É um tema que gera muita discussão, mas eu defendo com convicção: o feminismo é essencial para combater a violência contra as mulheres. Sei que muitas pessoas, inclusive as que se dizem antifeministas, afirmam que não há problema em relação à violência de gênero ou que homens e mulheres são iguais, e por muito tempo eu mesma tive minhas ressalvas. Mas quando a gente olha para os dados, a realidade é cruelmente diferente.
Por que precisamos falar de feminismo para combater a violência?
A gente não pode ignorar a diferença gritante no número de violências entre mulheres e homens. Os dados do Fórum Brasileiro de Segurança Pública são claros e mostram que a violência contra a mulher, como o feminicídio, continua aumentando de forma constante. Não há um “não-problema” quando vemos a vida de tantas mulheres sendo ceifada justamente por serem mulheres.
Essa realidade me fez refletir profundamente. Se temos avanços em sistemas de políticas públicas para mulheres, por que essa violência baseada no gênero continua crescendo? Por que o Estado brasileiro ainda encontra dificuldade em alcançar e proteger essas mulheres que são vítimas, a maioria delas empobrecidas e, em grande parte, mulheres negras? É uma falha que precisa ser encarada de frente.
Igualdade vs. Equidade: Qual a diferença para as políticas públicas?

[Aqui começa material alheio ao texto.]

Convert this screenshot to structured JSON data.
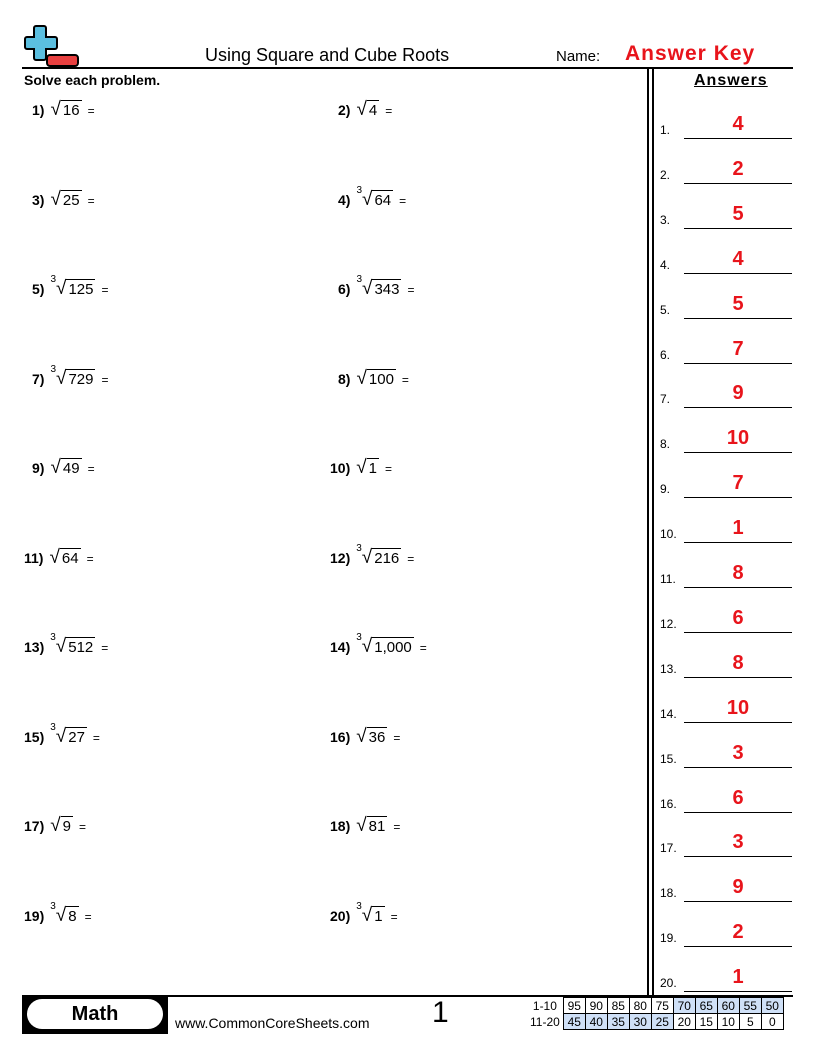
{
  "header": {
    "title": "Using Square and Cube Roots",
    "name_label": "Name:",
    "name_value": "Answer Key",
    "instructions": "Solve each problem.",
    "answers_heading": "Answers"
  },
  "colors": {
    "accent": "#e8141b",
    "logo_blue": "#5bbfe0",
    "logo_red": "#e84040",
    "score_highlight": "#cfe0f7"
  },
  "problems": [
    {
      "num": "1)",
      "index": "",
      "radicand": "16",
      "eq": "="
    },
    {
      "num": "2)",
      "index": "",
      "radicand": "4",
      "eq": "="
    },
    {
      "num": "3)",
      "index": "",
      "radicand": "25",
      "eq": "="
    },
    {
      "num": "4)",
      "index": "3",
      "radicand": "64",
      "eq": "="
    },
    {
      "num": "5)",
      "index": "3",
      "radicand": "125",
      "eq": "="
    },
    {
      "num": "6)",
      "index": "3",
      "radicand": "343",
      "eq": "="
    },
    {
      "num": "7)",
      "index": "3",
      "radicand": "729",
      "eq": "="
    },
    {
      "num": "8)",
      "index": "",
      "radicand": "100",
      "eq": "="
    },
    {
      "num": "9)",
      "index": "",
      "radicand": "49",
      "eq": "="
    },
    {
      "num": "10)",
      "index": "",
      "radicand": "1",
      "eq": "="
    },
    {
      "num": "11)",
      "index": "",
      "radicand": "64",
      "eq": "="
    },
    {
      "num": "12)",
      "index": "3",
      "radicand": "216",
      "eq": "="
    },
    {
      "num": "13)",
      "index": "3",
      "radicand": "512",
      "eq": "="
    },
    {
      "num": "14)",
      "index": "3",
      "radicand": "1,000",
      "eq": "="
    },
    {
      "num": "15)",
      "index": "3",
      "radicand": "27",
      "eq": "="
    },
    {
      "num": "16)",
      "index": "",
      "radicand": "36",
      "eq": "="
    },
    {
      "num": "17)",
      "index": "",
      "radicand": "9",
      "eq": "="
    },
    {
      "num": "18)",
      "index": "",
      "radicand": "81",
      "eq": "="
    },
    {
      "num": "19)",
      "index": "3",
      "radicand": "8",
      "eq": "="
    },
    {
      "num": "20)",
      "index": "3",
      "radicand": "1",
      "eq": "="
    }
  ],
  "answers": [
    {
      "num": "1.",
      "value": "4"
    },
    {
      "num": "2.",
      "value": "2"
    },
    {
      "num": "3.",
      "value": "5"
    },
    {
      "num": "4.",
      "value": "4"
    },
    {
      "num": "5.",
      "value": "5"
    },
    {
      "num": "6.",
      "value": "7"
    },
    {
      "num": "7.",
      "value": "9"
    },
    {
      "num": "8.",
      "value": "10"
    },
    {
      "num": "9.",
      "value": "7"
    },
    {
      "num": "10.",
      "value": "1"
    },
    {
      "num": "11.",
      "value": "8"
    },
    {
      "num": "12.",
      "value": "6"
    },
    {
      "num": "13.",
      "value": "8"
    },
    {
      "num": "14.",
      "value": "10"
    },
    {
      "num": "15.",
      "value": "3"
    },
    {
      "num": "16.",
      "value": "6"
    },
    {
      "num": "17.",
      "value": "3"
    },
    {
      "num": "18.",
      "value": "9"
    },
    {
      "num": "19.",
      "value": "2"
    },
    {
      "num": "20.",
      "value": "1"
    }
  ],
  "footer": {
    "subject": "Math",
    "site": "www.CommonCoreSheets.com",
    "page": "1",
    "score_rows": [
      {
        "label": "1-10",
        "values": [
          "95",
          "90",
          "85",
          "80",
          "75",
          "70",
          "65",
          "60",
          "55",
          "50"
        ],
        "highlighted": [
          false,
          false,
          false,
          false,
          false,
          true,
          true,
          true,
          true,
          true
        ]
      },
      {
        "label": "11-20",
        "values": [
          "45",
          "40",
          "35",
          "30",
          "25",
          "20",
          "15",
          "10",
          "5",
          "0"
        ],
        "highlighted": [
          true,
          true,
          true,
          true,
          true,
          false,
          false,
          false,
          false,
          false
        ]
      }
    ]
  }
}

Não basta apenas falar de igualdade, é preciso agir com equidade. Por muito tempo, o feminismo focou na igualdade, o que é fundamental, mas a equidade vai além. Ela nos lembra que não podemos fazer uma política pública tratando todo mundo como se estivessem no mesmo lugar. É preciso dar condições às pessoas conforme aquilo que elas realmente precisam.
É por isso que eu trago a importância do feminismo interseccional, principalmente quando a gente discute políticas públicas. Ele nos ajuda a entender que as políticas devem levar em conta as diferentes realidades das mulheres. Não dá para criar uma política para “mulheres” sem pensar na especificidade de uma mulher da periferia, de uma mulher negra, que enfrenta outras dificuldades no dia a dia. A violência de gênero me atinge de uma forma, mas qual é a violência de gênero que atinge uma mulher negra na periferia? Essas diferenças são cruciais para a construção de políticas públicas que realmente funcionem e protejam a todas.
Em resumo
- A violência contra a mulher, como o feminicídio, continua aumentando no Brasil, segundo o Fórum Brasileiro de Segurança Pública.
- O feminismo é defendido como essencial para combater essa violência, refutando a ideia de que não há um problema de gênero.
- É crucial ir além da igualdade e focar na equidade, criando políticas públicas que considerem as realidades diversas das mulheres.
- O feminismo interseccional é fundamental para que as políticas alcancem mulheres em situações específicas, como as da periferia ou as mulheres negras.
Perguntas frequentes
O que é feminismo interseccional?
É uma abordagem do feminismo que reconhece que as mulheres têm experiências diferentes de opressão e privilégio, baseadas em raça, classe, sexualidade, deficiência, entre outros fatores.
Por que a equidade é mais importante que a igualdade em políticas públicas para mulheres?
A igualdade trata todos da mesma forma, enquanto a equidade dá a cada um o que precisa para alcançar resultados justos. Para mulheres em situações de vulnerabilidade, políticas equitativas são essenciais para superar barreiras específicas.
Onde encontrar dados sobre violência contra a mulher no Brasil?
O Fórum Brasileiro de Segurança Pública (FBSP) e o Instituto de Pesquisa Econômica Aplicada (IPEA) são fontes confiáveis que publicam relatórios e estatísticas sobre o tema.